I had been at the job sixty days when she died. Things had not been going well, but I had a contract and I had my other half in the school, who could take my complaints as well as I took hers.
It was five days before Halloween.
We were going to be Wonder Women together.
Her mom later said she was nervous dressing like Wonder Woman, because I was slimmer than her.
By homeroom, her classroom was still empty. After first hour, I normally would have lesson planned, byt the principal asked me to cover her class.
Is she okay?
Yes, just running late.
I see the lie in his eyes even now.
Third hour. I'm interrupted at the beginning by a stranger. She'll cover my class while I go to the library.
Why?
They need to speak with you.
Just me?
All the teachers.
I sit in the library, one of the first.
Another teacher enters, tears streaming down the face of the football coach.

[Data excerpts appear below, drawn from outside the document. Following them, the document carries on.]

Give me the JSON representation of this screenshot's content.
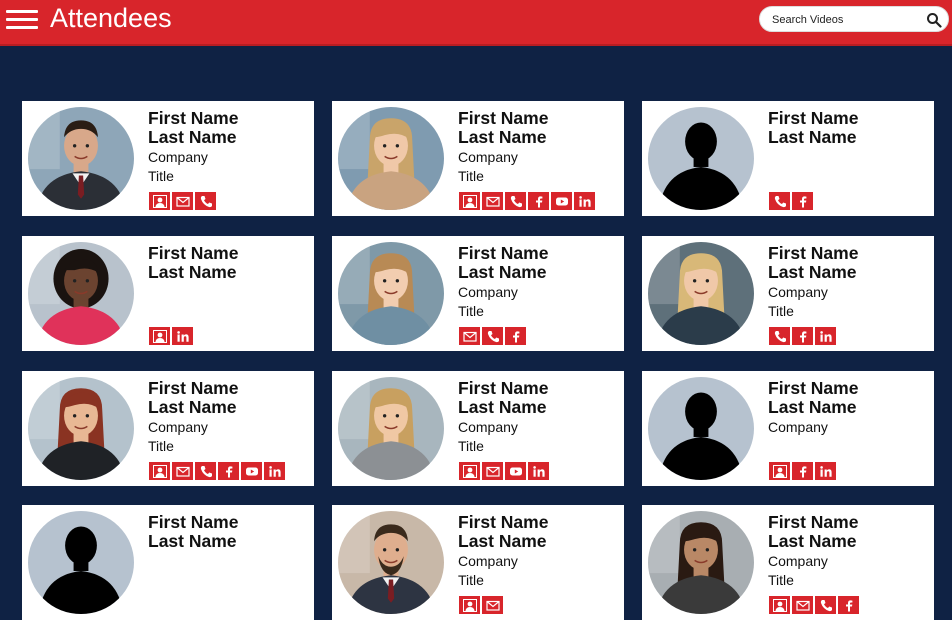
{
  "header": {
    "title": "Attendees",
    "search_placeholder": "Search Videos"
  },
  "attendees": [
    {
      "first": "First Name",
      "last": "Last Name",
      "company": "Company",
      "title": "Title",
      "photo": {
        "type": "man",
        "skin": "#d8a88a",
        "hair": "#2a1d14",
        "top": "#2b2f36",
        "bg": "#8ea6b8"
      },
      "icons": [
        "profile-icon",
        "email-icon",
        "phone-icon"
      ]
    },
    {
      "first": "First Name",
      "last": "Last Name",
      "company": "Company",
      "title": "Title",
      "photo": {
        "type": "woman",
        "skin": "#f0c8a8",
        "hair": "#c9a46a",
        "top": "#c9a380",
        "bg": "#7f9bb0"
      },
      "icons": [
        "profile-icon",
        "email-icon",
        "phone-icon",
        "facebook-icon",
        "youtube-icon",
        "linkedin-icon"
      ]
    },
    {
      "first": "First Name",
      "last": "Last Name",
      "company": "",
      "title": "",
      "photo": {
        "type": "silhouette"
      },
      "icons": [
        "phone-icon",
        "facebook-icon"
      ]
    },
    {
      "first": "First Name",
      "last": "Last Name",
      "company": "",
      "title": "",
      "photo": {
        "type": "curly",
        "skin": "#6b4330",
        "hair": "#1a1310",
        "top": "#e0325a",
        "bg": "#b8c2cc"
      },
      "icons": [
        "profile-icon",
        "linkedin-icon"
      ]
    },
    {
      "first": "First Name",
      "last": "Last Name",
      "company": "Company",
      "title": "Title",
      "photo": {
        "type": "woman",
        "skin": "#f2cdb0",
        "hair": "#b88a55",
        "top": "#6f8fa3",
        "bg": "#7f99a8"
      },
      "icons": [
        "email-icon",
        "phone-icon",
        "facebook-icon"
      ]
    },
    {
      "first": "First Name",
      "last": "Last Name",
      "company": "Company",
      "title": "Title",
      "photo": {
        "type": "woman",
        "skin": "#f0c8a8",
        "hair": "#d8b878",
        "top": "#2b3c4a",
        "bg": "#5e707a"
      },
      "icons": [
        "phone-icon",
        "facebook-icon",
        "linkedin-icon"
      ]
    },
    {
      "first": "First Name",
      "last": "Last Name",
      "company": "Company",
      "title": "Title",
      "photo": {
        "type": "woman",
        "skin": "#e8b894",
        "hair": "#8a3322",
        "top": "#1f2226",
        "bg": "#b4c2cc"
      },
      "icons": [
        "profile-icon",
        "email-icon",
        "phone-icon",
        "facebook-icon",
        "youtube-icon",
        "linkedin-icon"
      ]
    },
    {
      "first": "First Name",
      "last": "Last Name",
      "company": "Company",
      "title": "Title",
      "photo": {
        "type": "woman",
        "skin": "#f0c8a4",
        "hair": "#c8a060",
        "top": "#8c9094",
        "bg": "#a8b6be"
      },
      "icons": [
        "profile-icon",
        "email-icon",
        "youtube-icon",
        "linkedin-icon"
      ]
    },
    {
      "first": "First Name",
      "last": "Last Name",
      "company": "Company",
      "title": "",
      "photo": {
        "type": "silhouette"
      },
      "icons": [
        "profile-icon",
        "facebook-icon",
        "linkedin-icon"
      ]
    },
    {
      "first": "First Name",
      "last": "Last Name",
      "company": "",
      "title": "",
      "photo": {
        "type": "silhouette"
      },
      "icons": []
    },
    {
      "first": "First Name",
      "last": "Last Name",
      "company": "Company",
      "title": "Title",
      "photo": {
        "type": "man",
        "skin": "#dfae8e",
        "hair": "#3a2a1c",
        "top": "#2d3442",
        "bg": "#c8b8a8",
        "beard": true
      },
      "icons": [
        "profile-icon",
        "email-icon"
      ]
    },
    {
      "first": "First Name",
      "last": "Last Name",
      "company": "Company",
      "title": "Title",
      "photo": {
        "type": "woman",
        "skin": "#b98866",
        "hair": "#2a1a12",
        "top": "#3a3a3a",
        "bg": "#a8aeb2"
      },
      "icons": [
        "profile-icon",
        "email-icon",
        "phone-icon",
        "facebook-icon"
      ]
    }
  ]
}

And I know then. I know she's gone.
The superintendent says words. The principal says more words. All I can feel the rage and horror inside me growing and growing until I can't be inside my own body anymore. I sob to release the pain but it's only siphoning a pain that is quickly replaced and soon I can feel nothing, nothing but the storm of ache. I fear it will tear me apart.
She was my only confidante. I lock myself in the bathroom and call my in-laws.
My friend has been killed. Please keep the children tonight.
They offer sympanthys. I know I can barely be understood through my grief.
I call my husband. Please come get me. She is dead. A car accident. This morning. Please come get me, I don't think I can drive home. How could this happen?
I don't know how we will get the car back home. It doesn't matter. Maybe later? I just need to go home now.... just.... never mind.
And I drive myself home. I stop on the side of the highway during the thirty minute drive to sob, feeling her death is not yet real, but knowing his abandonment when I needed him most was.